Mexican authorities failed to respond to the new church activism until 1972, when, according to members of the clergy, a paramilitary group calling itself the Anti-Guerrilla Squadron kidnapped two priests, one of whom they reportedly severely tortured.

The campaign was stepped up in 1977. In addition to the incidents involving the two bishops, two priests were murdered and two kidnapped, and several church organizations were raided. In every case, the priests involved were advocates of the new theology and were engaged in applying its principles through work with Mexico’s slum and rural poor.

This, then, was the backdrop – division in the Church, activism in the local parish, murder and government harassment f clergy – that Pope John Paul II faced when he arrived in Mexico to inaugurate the Third Latin American Bishops Conference.

The Pope’s universally acclaimed warm welcome by Mexicans – millions greeted him wherever he went during his week-long stay – lay in stark contrast to the reason for his coming: to attempt to narrow the extreme differences that plague the Latin American Church. At first, liberation theologians were convinced that the Pope had come to speak out against their activism. En route to Mexico, the pontiff had said, “Jesus Christ was not a political figure, a revolutionary...” He continued his theme in a speech at the Basilica of Our Lady of Guadalupe, admonishing priests “not to give in to socio-political radicalisms which in the long run become inopportune, counterproductive.” Lecturing the clergy, the Pope continued, “You are spiritual guides who try to orient and improve the hearts of the faithful. You are not social leaders, political leaders or employees of temporal power.”

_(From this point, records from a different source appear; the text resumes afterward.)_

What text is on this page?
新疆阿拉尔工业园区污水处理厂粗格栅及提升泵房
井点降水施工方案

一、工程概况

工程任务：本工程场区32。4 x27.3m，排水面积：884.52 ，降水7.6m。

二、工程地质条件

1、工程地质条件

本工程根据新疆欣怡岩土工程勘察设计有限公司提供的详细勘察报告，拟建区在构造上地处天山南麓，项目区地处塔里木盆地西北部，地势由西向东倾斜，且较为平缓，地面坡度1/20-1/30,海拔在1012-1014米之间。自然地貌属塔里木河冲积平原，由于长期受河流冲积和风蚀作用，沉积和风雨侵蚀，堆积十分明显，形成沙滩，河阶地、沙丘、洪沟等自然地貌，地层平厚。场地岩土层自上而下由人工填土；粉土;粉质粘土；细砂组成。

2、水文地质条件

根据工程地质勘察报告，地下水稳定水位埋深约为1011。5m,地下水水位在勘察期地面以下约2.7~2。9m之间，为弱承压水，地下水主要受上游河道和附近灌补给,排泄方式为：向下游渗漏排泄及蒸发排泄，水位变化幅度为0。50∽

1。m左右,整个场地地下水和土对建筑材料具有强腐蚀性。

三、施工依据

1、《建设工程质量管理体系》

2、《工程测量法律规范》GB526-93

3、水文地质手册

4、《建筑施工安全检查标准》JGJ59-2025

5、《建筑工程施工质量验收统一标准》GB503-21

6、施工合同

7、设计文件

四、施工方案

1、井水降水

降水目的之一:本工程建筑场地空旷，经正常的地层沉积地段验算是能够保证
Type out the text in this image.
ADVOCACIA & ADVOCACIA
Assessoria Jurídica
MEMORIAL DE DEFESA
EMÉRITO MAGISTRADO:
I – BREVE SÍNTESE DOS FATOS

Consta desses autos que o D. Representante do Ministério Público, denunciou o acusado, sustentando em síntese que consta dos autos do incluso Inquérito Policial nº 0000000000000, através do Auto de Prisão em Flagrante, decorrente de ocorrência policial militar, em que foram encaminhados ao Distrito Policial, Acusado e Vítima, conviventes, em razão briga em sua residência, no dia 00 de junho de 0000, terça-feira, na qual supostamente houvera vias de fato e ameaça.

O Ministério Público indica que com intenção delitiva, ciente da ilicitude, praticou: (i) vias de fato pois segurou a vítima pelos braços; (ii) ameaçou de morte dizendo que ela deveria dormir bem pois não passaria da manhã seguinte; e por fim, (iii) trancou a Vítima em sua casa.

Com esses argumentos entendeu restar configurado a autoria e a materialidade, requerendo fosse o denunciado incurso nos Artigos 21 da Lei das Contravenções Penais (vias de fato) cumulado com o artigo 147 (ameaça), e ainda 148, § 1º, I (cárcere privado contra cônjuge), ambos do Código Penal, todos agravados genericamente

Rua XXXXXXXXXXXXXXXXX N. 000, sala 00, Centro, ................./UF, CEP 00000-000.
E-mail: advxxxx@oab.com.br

The opponents of the new theology were delighted.

Two days later, however, the pontiff journeyed to the south of Mexico, and before an audience of 40,000 Indians in the Oaxacan town of Cuilapan de Guerrero, adopted a tone that shocked Church conservatives and elated proponents of the new theology. Abandoning the speech that had been prepared for him by Vatican advisers, the Pope passionately addressed the problems of poverty and powerlessness, denouncing the “exploitation, plunder and abandonment” of Latin America’s indigenous peoples and peasants.

“It is not just nor humane nor Christian to continue with certain unjust situations,” the pontiff said, and he emphasized that all private property has “a social mortgage” that must be attended to. If common welfare demands it, he went on, then expropriation is in order. Uniting his cause with that of the poor, the Pope continued to stress the obligations of the wealthy and powerful toward the less fortunate, and the growing impatience of the impoverished masses for “dignity” and “recognition.”

The response by the audience of indigenous peoples was tumultuous. But at the pontiff’s side, astonished bishops sat in disbelief. Afterwards, one of his entourage judged the speech as “the most severe that any Pope has delivered.”

By the time the Pope ended his visit, both factions of the Church felt he had strengthened their claims to true interpretation of Christ’s teachings. If anything, the pontiff’s sojourn heightened the divisions, with both revolutionaries and members of the region’s authoritarian regimes quoting from his various speeches.

Today (1980), 20 months after John Paul’s historic trip to Mexico, the Church in Latin America remains bitterly divided. The same divisions that plagued the delegates at the Puebla bishops’ conference continue to fuel instability, both in the Church and in the society it serves.


  1. The world would be better off without religions.

  2. That is the same thing Bill Maher says. I think the problem is when religion becomes too much like a cult. When defending religion gets to the point of violence then there is a problem.

    I can't condemn all religions for the mere fact that a great deal of good (addressing the needs of the poor) has been done in the name of religion. When that occurs I can't go along with the claim that all religion is bad.